Din adamlarının rolü, yüzyıllardır tartışılan bir konudur. Kimileri, onların görevinin sadece Allah'ın kelamını aktarmak olduğunu savunurken, kimileri de güncel meselelere dair yorumlar yaparak topluma rehberlik etmesi gerektiğine inanmaktadır. Bu tartışmanın odağında ise özgünlük ve cesaret kavramları yer alır.
Bir din adamının özgün olması, vaazlarında ve yorumlarında klişelerden ve ezberden uzak durması anlamına gelir. Kur'an ve sünnetin ışığında, kendi düşüncelerini ve fikirlerini özgürce ifade etmeli, toplumda var olan sorunlara dair samimi ve cesur bir bakış açısı sunmalıdır.
Cesaret ise, hakikati dile getirmekten korkmamayı gerektirir. Haksızlık ve adaletsizlikler karşısında sessiz kalmak yerine, dinin ve vicdanın sesini yükseltmek, bir din adamının en önemli görevlerinden biridir. Güçlülerin baskısına boyun eğmeden, mazlumların ve ezilenlerin yanında yer almalıdır.
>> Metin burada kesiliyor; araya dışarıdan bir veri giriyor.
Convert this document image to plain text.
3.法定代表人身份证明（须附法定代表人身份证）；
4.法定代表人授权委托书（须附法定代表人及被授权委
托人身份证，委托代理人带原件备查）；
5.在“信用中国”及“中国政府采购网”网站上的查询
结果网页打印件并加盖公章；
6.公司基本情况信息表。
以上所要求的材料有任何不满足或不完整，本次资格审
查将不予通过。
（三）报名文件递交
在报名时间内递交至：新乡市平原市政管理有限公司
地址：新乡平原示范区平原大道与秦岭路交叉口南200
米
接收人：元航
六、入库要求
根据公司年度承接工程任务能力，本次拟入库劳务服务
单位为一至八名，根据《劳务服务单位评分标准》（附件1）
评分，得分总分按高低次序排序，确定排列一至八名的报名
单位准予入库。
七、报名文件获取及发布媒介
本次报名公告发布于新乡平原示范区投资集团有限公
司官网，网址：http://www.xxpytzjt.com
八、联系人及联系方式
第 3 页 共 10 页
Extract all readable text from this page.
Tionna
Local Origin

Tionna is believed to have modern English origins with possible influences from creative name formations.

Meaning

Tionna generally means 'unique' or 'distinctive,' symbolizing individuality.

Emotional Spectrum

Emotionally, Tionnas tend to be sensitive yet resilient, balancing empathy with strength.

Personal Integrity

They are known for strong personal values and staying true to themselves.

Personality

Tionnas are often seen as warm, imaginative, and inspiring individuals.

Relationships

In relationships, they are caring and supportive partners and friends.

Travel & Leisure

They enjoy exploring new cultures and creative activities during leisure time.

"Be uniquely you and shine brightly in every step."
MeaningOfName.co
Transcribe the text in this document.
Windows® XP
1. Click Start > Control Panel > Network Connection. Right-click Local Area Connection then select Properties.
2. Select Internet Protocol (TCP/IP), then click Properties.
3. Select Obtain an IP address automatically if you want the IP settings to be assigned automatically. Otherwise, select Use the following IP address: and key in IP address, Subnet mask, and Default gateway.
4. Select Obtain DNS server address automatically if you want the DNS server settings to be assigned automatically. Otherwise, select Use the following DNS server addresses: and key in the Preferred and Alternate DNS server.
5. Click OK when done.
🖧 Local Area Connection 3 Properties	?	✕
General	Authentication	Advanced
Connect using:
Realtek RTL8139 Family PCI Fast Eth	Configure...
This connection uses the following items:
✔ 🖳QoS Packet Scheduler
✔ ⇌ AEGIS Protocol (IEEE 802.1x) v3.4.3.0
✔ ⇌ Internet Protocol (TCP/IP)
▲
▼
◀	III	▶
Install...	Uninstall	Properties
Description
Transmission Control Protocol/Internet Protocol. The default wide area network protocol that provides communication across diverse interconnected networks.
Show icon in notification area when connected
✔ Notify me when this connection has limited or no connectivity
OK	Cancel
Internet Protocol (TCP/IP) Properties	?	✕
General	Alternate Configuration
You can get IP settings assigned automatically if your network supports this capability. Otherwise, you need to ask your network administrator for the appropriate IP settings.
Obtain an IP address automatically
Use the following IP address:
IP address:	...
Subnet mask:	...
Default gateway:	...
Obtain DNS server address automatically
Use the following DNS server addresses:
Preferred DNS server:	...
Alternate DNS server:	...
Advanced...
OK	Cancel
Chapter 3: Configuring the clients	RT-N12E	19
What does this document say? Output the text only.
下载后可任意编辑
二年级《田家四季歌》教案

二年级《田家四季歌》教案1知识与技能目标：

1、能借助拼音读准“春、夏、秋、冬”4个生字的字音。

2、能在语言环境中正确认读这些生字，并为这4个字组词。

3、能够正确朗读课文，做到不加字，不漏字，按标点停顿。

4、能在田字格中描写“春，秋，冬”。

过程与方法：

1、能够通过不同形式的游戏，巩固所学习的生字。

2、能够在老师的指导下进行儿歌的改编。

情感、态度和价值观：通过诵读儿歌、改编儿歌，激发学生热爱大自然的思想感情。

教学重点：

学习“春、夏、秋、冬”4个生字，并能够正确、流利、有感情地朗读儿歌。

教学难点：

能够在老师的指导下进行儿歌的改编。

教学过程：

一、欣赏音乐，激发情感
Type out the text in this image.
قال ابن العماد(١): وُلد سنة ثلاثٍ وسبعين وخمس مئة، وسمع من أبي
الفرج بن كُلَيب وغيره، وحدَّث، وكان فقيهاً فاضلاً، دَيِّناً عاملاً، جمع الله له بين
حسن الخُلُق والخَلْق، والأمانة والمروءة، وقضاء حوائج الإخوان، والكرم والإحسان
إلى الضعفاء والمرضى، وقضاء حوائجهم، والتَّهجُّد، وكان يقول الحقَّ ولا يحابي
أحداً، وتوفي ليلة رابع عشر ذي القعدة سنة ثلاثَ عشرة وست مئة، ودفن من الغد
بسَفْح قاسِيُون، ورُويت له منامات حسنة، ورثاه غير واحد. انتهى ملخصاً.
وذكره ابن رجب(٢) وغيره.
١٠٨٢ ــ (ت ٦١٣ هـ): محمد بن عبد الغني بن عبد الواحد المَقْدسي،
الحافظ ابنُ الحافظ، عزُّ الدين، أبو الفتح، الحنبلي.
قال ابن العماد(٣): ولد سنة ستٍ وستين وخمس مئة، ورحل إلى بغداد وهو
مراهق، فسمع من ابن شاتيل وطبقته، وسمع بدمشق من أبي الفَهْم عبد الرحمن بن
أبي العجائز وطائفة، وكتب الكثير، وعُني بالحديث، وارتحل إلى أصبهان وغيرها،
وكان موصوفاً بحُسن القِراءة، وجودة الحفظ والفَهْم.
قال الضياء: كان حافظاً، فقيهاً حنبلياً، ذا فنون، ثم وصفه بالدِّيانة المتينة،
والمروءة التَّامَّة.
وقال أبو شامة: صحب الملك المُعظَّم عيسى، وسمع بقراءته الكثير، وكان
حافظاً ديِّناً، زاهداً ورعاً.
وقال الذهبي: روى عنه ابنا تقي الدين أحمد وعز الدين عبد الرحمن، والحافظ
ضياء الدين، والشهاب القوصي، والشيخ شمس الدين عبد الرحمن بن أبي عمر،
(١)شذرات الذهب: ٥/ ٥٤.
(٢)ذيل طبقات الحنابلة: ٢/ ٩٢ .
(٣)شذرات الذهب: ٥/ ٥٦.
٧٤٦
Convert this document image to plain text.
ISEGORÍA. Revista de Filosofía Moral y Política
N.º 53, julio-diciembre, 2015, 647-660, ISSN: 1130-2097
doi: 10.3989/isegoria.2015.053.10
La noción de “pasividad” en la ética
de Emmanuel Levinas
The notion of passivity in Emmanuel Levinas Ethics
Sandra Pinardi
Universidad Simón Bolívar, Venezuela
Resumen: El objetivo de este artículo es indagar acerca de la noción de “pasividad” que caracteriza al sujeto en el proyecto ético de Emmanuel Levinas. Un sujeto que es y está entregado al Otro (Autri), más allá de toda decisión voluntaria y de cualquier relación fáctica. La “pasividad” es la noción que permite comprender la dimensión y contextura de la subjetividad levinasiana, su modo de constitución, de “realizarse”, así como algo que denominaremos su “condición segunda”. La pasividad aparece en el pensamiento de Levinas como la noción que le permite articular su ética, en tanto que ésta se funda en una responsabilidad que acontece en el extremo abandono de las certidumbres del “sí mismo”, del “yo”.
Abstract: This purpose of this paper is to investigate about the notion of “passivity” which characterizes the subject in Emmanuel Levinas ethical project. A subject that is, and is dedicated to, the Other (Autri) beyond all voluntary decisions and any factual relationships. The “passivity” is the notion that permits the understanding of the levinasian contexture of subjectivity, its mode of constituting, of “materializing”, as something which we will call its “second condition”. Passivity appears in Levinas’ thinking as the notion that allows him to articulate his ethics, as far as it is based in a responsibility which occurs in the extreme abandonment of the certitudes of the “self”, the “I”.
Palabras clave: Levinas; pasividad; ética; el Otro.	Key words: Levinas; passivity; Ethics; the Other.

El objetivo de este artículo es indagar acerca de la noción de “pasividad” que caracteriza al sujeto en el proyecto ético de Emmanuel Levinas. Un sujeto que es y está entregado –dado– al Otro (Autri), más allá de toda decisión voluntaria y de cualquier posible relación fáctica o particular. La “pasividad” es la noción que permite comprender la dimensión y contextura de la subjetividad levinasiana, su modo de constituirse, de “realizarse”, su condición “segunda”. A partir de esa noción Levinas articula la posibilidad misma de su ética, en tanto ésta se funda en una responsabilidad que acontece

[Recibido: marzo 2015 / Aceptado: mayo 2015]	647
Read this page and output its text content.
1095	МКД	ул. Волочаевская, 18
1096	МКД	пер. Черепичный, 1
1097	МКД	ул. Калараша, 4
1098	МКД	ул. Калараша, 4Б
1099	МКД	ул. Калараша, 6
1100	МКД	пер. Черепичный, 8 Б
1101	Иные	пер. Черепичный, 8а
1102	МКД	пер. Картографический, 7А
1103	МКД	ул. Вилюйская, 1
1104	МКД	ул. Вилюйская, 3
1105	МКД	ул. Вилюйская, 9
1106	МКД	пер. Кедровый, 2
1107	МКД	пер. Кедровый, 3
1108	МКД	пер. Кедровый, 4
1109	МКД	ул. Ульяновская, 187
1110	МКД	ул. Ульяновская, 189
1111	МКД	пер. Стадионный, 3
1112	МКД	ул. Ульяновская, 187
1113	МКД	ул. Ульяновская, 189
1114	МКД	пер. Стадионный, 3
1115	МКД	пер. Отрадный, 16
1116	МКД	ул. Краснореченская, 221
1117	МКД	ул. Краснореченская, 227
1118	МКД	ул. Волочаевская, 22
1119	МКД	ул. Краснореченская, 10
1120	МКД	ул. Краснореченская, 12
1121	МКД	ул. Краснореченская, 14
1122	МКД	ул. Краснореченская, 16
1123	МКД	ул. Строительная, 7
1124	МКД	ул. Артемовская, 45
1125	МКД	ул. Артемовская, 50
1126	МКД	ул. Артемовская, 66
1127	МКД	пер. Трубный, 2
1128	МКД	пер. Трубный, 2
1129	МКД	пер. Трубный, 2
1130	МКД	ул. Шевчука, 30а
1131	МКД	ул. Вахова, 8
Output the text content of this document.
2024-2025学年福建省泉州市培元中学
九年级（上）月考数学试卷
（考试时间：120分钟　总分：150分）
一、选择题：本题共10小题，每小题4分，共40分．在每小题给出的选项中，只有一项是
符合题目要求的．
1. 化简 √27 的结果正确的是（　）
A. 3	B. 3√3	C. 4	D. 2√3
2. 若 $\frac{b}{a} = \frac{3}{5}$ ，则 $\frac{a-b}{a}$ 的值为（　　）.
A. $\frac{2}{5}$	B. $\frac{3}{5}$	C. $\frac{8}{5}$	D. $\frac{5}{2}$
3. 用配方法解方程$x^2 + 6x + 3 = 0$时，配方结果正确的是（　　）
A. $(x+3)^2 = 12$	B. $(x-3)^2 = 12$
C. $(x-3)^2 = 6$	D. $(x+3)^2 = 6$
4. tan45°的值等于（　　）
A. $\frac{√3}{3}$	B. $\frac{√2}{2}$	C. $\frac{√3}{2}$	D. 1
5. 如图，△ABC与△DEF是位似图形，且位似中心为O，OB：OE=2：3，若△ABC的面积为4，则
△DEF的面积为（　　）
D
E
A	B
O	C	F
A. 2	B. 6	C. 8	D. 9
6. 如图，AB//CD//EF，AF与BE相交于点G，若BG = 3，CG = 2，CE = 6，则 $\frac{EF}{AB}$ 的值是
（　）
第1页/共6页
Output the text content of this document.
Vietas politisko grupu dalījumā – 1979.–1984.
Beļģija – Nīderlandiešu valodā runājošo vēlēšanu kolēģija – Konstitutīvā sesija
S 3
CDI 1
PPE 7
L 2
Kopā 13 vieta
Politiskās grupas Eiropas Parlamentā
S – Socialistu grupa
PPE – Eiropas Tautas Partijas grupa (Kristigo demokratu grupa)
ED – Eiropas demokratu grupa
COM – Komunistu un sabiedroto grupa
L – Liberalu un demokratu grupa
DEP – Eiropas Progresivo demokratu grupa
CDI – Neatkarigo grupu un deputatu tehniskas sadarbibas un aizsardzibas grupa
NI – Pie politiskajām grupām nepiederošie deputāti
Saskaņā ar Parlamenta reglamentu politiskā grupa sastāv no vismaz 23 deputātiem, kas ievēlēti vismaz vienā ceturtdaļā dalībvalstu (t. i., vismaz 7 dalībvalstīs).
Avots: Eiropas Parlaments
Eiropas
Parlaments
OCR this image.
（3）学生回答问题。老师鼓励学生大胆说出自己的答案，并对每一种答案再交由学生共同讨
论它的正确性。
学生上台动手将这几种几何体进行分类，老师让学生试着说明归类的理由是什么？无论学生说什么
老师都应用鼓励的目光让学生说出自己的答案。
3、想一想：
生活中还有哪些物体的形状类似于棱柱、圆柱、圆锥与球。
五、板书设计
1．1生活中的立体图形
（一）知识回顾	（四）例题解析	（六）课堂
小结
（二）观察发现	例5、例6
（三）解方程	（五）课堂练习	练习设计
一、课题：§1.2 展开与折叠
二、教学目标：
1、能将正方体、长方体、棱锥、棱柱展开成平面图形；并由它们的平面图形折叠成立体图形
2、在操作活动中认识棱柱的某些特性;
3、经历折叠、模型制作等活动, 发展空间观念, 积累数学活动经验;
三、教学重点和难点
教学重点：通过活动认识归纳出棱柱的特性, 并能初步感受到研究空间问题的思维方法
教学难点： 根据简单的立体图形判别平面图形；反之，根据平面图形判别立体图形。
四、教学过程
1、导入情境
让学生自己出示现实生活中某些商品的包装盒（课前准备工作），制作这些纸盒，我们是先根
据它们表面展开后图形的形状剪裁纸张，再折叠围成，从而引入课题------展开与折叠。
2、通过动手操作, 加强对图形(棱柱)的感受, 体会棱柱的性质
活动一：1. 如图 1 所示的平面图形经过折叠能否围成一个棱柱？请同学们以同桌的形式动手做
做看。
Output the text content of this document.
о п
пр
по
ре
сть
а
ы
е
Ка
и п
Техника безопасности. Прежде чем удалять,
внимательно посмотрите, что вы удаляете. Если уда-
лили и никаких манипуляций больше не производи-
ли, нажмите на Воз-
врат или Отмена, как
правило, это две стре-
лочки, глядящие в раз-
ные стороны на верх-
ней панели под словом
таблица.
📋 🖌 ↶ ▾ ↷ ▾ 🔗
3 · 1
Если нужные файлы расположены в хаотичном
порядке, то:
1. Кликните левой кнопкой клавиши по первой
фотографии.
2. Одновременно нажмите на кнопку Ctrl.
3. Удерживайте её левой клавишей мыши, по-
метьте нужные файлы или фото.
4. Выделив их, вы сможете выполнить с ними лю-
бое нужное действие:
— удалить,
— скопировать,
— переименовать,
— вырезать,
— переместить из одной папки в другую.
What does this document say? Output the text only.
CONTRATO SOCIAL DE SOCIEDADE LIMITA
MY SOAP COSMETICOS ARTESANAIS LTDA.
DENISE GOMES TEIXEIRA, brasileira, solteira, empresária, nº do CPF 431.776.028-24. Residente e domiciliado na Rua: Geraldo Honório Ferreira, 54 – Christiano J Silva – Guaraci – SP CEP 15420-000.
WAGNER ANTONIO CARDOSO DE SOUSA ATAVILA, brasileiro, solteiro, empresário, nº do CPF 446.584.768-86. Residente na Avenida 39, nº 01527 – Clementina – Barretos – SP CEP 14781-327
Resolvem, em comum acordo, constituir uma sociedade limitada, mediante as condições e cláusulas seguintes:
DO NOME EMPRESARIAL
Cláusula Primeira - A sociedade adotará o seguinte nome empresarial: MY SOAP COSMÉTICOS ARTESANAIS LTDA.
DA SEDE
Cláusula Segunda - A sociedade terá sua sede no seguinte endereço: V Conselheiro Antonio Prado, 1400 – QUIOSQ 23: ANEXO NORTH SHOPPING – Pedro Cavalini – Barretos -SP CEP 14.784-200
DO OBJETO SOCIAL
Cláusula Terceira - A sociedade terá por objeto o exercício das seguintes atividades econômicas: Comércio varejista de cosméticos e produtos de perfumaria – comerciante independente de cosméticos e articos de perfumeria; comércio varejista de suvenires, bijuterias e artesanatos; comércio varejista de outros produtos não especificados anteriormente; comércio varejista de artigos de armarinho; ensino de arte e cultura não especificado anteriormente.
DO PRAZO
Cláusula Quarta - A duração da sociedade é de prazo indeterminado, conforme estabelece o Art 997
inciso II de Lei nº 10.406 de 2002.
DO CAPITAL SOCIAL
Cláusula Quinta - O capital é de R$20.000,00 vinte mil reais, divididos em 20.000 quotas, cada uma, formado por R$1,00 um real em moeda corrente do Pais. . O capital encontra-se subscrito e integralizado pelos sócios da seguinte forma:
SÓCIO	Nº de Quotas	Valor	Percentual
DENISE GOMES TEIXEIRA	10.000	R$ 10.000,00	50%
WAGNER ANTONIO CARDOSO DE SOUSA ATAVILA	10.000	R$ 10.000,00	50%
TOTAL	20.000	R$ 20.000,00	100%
Maalesef günümüzde birçok din adamı, özgünlük ve cesaretten yoksundur. Vaazlarında ve yorumlarında genellikle ezberden ve klişelerden öteye gidemezler. Güncel meselelere dair yorum yapmaktan çekinirler, haksızlık ve adaletsizlikler karşısında sessiz kalmayı tercih ederler. Bu durum, dinin toplumdaki etkisini ve saygınlığını zedelemektedir.
Ey hocalar! Hakkı haykırmanın zamanı geldi. Allah'ın kelamını aktarmanın yanında, vicdanınızın sesini de yükseltmekten çekinmeyin. Toplumdaki sorunlara dair özgün ve cesur yorumlar yapın. Haksızlık ve adaletsizlikler karşısında sessiz kalmayın. Güçlülerin baskısına boyun eğmeden, mazlumların ve ezilenlerin yanında yer alın.
Unutmayın ki, dinin asıl amacı insanları yüceltmek ve adaleti tesis etmektir. Bu amaca ulaşmak için, din adamlarının özgün ve cesur olması şarttır. Hakkı haykırmaktan korkmayın, vicdanınızın sesini yükseltmekten çekinmeyin.